Дергали, пока не сорвалась свинцовая оплетка. Кузнецов, обозлившись, ударил кулаком по переборке, но удара не получилось. А из кубрика звуков больше не доносилось.
— Может, там уже…
— Ну что ты мне душу выматываешь! — оборвал механик и, будоража воду, двинулся к верстаку, долго возился там и наконец, тяжело отдуваясь, возвратился с молотком и напильником — единственным, что удалось ему отыскать.

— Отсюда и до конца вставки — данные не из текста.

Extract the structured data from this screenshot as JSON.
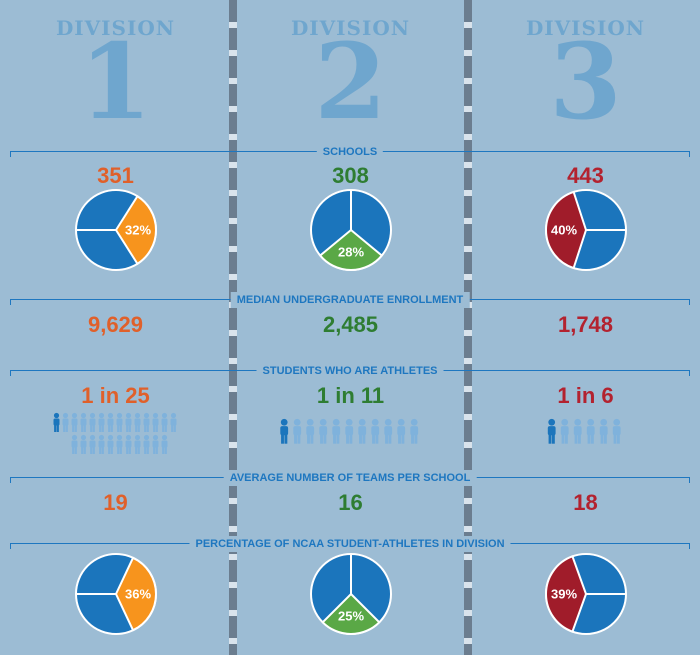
{
  "chart_data": {
    "type": "pie",
    "divisions": [
      {
        "label": "DIVISION",
        "number": "1",
        "accent": "#e0602a",
        "schools": "351",
        "schools_pct": "32%",
        "schools_pct_value": 32,
        "schools_slice_color": "#f7941d",
        "enrollment": "9,629",
        "athletes_ratio": "1 in 25",
        "athletes_of": 25,
        "teams": "19",
        "athletes_share": "36%",
        "athletes_share_value": 36,
        "athletes_slice_color": "#f7941d"
      },
      {
        "label": "DIVISION",
        "number": "2",
        "accent": "#2e7d32",
        "schools": "308",
        "schools_pct": "28%",
        "schools_pct_value": 28,
        "schools_slice_color": "#5aa846",
        "enrollment": "2,485",
        "athletes_ratio": "1 in 11",
        "athletes_of": 11,
        "teams": "16",
        "athletes_share": "25%",
        "athletes_share_value": 25,
        "athletes_slice_color": "#5aa846"
      },
      {
        "label": "DIVISION",
        "number": "3",
        "accent": "#b3222f",
        "schools": "443",
        "schools_pct": "40%",
        "schools_pct_value": 40,
        "schools_slice_color": "#a01c2a",
        "enrollment": "1,748",
        "athletes_ratio": "1 in 6",
        "athletes_of": 6,
        "teams": "18",
        "athletes_share": "39%",
        "athletes_share_value": 39,
        "athletes_slice_color": "#a01c2a"
      }
    ]
  },
  "sections": {
    "schools": "SCHOOLS",
    "enrollment": "MEDIAN UNDERGRADUATE ENROLLMENT",
    "athletes": "STUDENTS WHO ARE ATHLETES",
    "teams": "AVERAGE NUMBER OF TEAMS PER SCHOOL",
    "share": "PERCENTAGE OF NCAA STUDENT-ATHLETES IN DIVISION"
  },
  "colors": {
    "background": "#9cbcd4",
    "pie_base": "#1b75bc",
    "label_blue": "#1e77c0",
    "person_highlight": "#1b75bc",
    "person_light": "#7fb2dc"
  }
}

Бить приходилось короткими ударами: в темноте не размахнешься. Молоток соскальзывал с острия напильника, сбивал кожу с рук, но Кузнецов бил, бил, размалывая провод, оплетку, сальник. Потом стал бить геолог.
— Не могли поставить железо потоньше на переборку, — ворчал он.
— Если потоньше, то нас с тобой, может, давно в живых бы не было.
Потом снова уцепились вдвоем за конец провода и общими усилиями выдернули его. Это произошло так неожиданно, что механик не устоял на ногах и, падая, ударился о что-то спиной.
— Матвеич! — радостно закричал он. — Я и забыл. У нас же есть сжатый воздух для запуска дизеля. Три баллона! Один не годится, я подкачивал его, а два еще нетронутых! — Руки Кузнецова обшаривали стену возле баллонов, где обычно висел ключ.